I think this is a great idea if it's that simple. Would 100ms delay work though? I don't have a connector to hand but I feel like if you get it wrong and go in at a slight angle you might be able to make about half the connections and then get stuck.

gkasprow commented 5 years ago

We can detect if the EEM is fully inserted and then deliver the power.

hartytp commented 5 years ago

I’m wary of trying to make eems hot-pluggable. The worst-case scenario is that we bill them as hot-playable but there are still corner-cases where hot plugging breaks boards. E.g someone is hot plugging a unit in a rack where the cable is at an awkward angle and they offset the connector by a few pins. Now the 3V3 shorts to ground and the unit starts and breaks. What about eems with two connectors, so that when the second is plugged in it’s 12V is already live? What about hot plugging when there is still charge left on capacitors (again if the cable is accidentally offset by a few pins).
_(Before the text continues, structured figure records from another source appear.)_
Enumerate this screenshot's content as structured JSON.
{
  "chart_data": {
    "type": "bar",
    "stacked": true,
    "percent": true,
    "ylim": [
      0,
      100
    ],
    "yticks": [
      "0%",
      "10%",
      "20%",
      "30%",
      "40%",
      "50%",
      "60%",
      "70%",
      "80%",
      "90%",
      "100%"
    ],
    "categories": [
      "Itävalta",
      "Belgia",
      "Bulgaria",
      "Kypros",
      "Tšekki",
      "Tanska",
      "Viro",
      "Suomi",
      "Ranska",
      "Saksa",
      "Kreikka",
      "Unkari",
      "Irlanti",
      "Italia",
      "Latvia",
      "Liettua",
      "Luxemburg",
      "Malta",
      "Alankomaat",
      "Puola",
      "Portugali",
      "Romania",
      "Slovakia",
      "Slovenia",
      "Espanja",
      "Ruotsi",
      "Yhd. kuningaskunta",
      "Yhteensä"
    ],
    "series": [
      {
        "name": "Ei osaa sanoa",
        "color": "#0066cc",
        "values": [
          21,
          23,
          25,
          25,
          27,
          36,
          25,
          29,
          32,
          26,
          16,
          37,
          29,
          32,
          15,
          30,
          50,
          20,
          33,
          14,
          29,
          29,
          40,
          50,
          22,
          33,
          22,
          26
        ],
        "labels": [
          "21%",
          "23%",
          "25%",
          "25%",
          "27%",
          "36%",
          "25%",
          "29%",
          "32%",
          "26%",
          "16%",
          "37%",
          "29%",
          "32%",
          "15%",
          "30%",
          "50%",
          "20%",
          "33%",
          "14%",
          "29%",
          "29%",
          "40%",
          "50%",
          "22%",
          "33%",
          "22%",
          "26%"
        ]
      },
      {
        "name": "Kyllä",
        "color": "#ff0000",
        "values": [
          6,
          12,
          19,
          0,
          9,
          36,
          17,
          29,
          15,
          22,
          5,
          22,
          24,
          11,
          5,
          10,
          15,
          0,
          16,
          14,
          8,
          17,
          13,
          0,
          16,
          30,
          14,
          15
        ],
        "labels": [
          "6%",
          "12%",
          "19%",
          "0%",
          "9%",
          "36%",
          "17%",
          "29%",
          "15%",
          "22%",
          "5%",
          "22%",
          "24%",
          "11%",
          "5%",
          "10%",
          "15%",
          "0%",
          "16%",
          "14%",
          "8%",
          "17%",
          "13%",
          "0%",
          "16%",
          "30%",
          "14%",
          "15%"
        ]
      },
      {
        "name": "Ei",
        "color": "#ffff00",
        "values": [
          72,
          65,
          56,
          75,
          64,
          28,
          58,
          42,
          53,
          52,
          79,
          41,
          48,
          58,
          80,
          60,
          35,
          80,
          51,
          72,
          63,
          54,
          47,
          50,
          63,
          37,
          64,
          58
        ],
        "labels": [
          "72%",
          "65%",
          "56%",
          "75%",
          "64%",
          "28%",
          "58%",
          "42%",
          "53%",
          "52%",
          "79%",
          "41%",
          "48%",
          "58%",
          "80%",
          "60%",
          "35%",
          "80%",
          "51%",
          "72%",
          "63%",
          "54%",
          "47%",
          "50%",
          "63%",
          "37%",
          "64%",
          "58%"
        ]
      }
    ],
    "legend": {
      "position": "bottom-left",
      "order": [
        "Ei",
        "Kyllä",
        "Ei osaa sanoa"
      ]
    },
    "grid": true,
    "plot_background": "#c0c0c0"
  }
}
Hot plugging isn’t that useful and hard to make really robust, it just encourages bad practice. Much better to just document that eems/afes/etc should never be hot plugged.

gkasprow commented 5 years ago

@hartytp this is a protection mechanism only. They won't be hot-pluggable. We won't even write a word about such a feature. This is only to add some robustness, especially if we go for the backplane. With 2-EEM boards, when one is already inserted, the thread is minimal since GND and power rails are already there. The main risk is when somebody plugs 12V first, then LVDS and then GND. This breaks the FPGA.

hartytp commented 5 years ago

@gkasprow if the connector is partially inserted but displaced by a few pins then I believe it’s possible to break the fpga as well (iirc one can end up connecting lvds to 12V or something like that).

Personally I wouldn’t bother adding complexity for a feature that will still leave many damage mechanisms open.

dhslichter commented 5 years ago

Aren't the EEM connectors shrouded to help prevent pin misalignments? I don't like the idea of trying to make EEMs truly hot-pluggable, but putting in some protection for common failure modes (like this MOSFET idea) seems like a reasonable thing to do as long as it doesn't degrade performance or cost a lot.

gkasprow commented 5 years ago

they are shrouded but can be partially inserted causing missing contacts for some pins.

hartytp commented 4 years ago

I'm not fussed about this and it seems controversial so closing.

marmeladapk commented 4 years ago

It's already in schematics and I'll place text under EEM connectors.